Oleh
Agung Wardana
Pasca pertemuan geothermal di Nusa Dua, Bali, tampaknya beberapa akademisi Bali kegenitan untuk membuka kembali luka lama proyek geothermal Bedugul yang selama ini dihentikan. Entah karena akan mendapatkan pencerahan dalam konferensi atau entah ada potensi proyek yang bisa digarap kembali. Sepertinya jalur lobi mereka sudah berjalan sedemikian cepatnya sebagaimana diberitakan oleh Bali Post (Kamis, 7/10). Oleh karena itu, rasanya penting melihat ada apa dalam konferensi tersebut, siapa yang bermain dan bagaimana hubungan antarpemain. Selain itu, penting juga untuk meletakkan konferensi ini dalam konteks perdebatan proyek geothermal Bedugul.
Jika ditelusuri, konferensi geothermal beberapa saat yang lalu disponsori oleh berbagai perusahaan multinasional yang mencoba peruntungan dari gas dan minyak ke panas bumi. Berbagai logo nama perusahaan besar muncul, yang sedang ”membersihkan” diri dari kotornya lumpur tambang gas dan minyak.
Memang upaya membersihkan diri ini bukanlah muncul dari kesadaran bahwa bumi makin renta dan bersama perusahaan multinasional kita berjuang menyelamatkan lingkungan. Melainkan, lebih disebabkan oleh naiknya kepedulian masyarakat terhadap lingkungan yang berdampak pada makin terbukanya pasar produk ramah lingkungan. Masyarakat yang ramah lingkungan adalah pangsa pasar baru dalam menggarap bisnis energi terbarukan bagi perusahaan multinasional.
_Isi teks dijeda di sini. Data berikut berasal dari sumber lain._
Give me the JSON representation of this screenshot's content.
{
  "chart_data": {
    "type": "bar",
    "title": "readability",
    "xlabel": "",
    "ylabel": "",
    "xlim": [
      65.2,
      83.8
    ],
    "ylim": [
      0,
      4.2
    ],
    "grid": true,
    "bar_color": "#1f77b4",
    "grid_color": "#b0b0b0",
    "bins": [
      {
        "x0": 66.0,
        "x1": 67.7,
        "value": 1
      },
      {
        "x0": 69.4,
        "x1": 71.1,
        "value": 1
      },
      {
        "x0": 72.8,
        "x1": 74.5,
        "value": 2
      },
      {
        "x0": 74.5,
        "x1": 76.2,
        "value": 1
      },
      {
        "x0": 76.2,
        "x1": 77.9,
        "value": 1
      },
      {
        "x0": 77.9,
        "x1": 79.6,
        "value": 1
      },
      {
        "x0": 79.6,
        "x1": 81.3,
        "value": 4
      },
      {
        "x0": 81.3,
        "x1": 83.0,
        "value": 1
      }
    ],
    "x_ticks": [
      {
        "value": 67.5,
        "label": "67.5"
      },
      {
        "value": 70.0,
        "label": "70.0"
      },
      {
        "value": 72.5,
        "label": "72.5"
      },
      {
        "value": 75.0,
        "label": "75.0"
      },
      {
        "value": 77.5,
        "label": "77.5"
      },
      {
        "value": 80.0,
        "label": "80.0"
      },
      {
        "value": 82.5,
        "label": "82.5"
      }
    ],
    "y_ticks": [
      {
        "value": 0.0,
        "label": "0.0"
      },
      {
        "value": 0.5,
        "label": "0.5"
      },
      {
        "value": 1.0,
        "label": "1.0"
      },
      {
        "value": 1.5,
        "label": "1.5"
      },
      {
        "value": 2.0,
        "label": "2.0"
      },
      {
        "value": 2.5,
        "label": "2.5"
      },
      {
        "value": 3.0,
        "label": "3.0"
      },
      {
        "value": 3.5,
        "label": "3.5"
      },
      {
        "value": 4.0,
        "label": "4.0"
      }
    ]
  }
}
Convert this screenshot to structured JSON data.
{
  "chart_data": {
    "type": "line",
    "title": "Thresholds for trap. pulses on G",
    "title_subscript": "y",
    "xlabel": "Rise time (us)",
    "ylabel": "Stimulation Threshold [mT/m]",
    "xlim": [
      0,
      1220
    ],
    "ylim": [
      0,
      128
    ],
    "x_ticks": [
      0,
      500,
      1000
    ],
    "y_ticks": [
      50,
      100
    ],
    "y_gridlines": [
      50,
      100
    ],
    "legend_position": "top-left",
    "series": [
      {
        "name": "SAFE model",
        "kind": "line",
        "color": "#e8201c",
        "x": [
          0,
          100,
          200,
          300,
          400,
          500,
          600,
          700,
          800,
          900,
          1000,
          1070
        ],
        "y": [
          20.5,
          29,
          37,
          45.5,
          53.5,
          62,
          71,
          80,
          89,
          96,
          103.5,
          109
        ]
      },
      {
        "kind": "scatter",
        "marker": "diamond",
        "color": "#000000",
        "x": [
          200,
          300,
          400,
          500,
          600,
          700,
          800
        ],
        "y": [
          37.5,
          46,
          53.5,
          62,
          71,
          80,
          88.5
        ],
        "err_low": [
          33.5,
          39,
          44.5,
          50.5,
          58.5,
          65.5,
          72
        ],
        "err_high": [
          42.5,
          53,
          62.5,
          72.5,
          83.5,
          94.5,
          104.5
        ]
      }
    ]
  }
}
Di samping disponsori pemain besar, konferensi ini juga menghasilkan deklarasi yang disebut ”Deklarasi Bali”. Berbagai pendangan tentang segi positif dari energi panas bumi dipaparkan. Menariknya, dalam deklarasi juga menekankan pentingnya peranan investor besar yang sekaligus menjadi pemain utama dalam bisnis geothermal energi. Selain itu, juga dinyatakan bahwa berbagai rintangan dalam berinvestasi dan melakukan privatisasi energi panas bumi haruslah segera dihapuskan. Mirip Washington Consensus yang merupakan mantra ideologi neoliberalisme.
Proyek Geothermal BegudulPertanyaannya kemudian adalah apa hubungan para pemain besar, deklarasi dengan penghapusan rintangan berinvestasi ini dalam konteks proyek geothermal Bedugul. Jawabannya, sebenarnya tampak jelas dari peranan yang sedang diambil oleh para akademisi Bali dengan melemparkan wacana untuk membuka kembali proyek geothermal Bedugul. Yakni, memberikan legitimasi akademis terhadap rencana proyek serta melakukan lobi untuk menghapuskan hambatan investasi bagi sebuah perusahaan trans-nasional untuk masuk di Begudul.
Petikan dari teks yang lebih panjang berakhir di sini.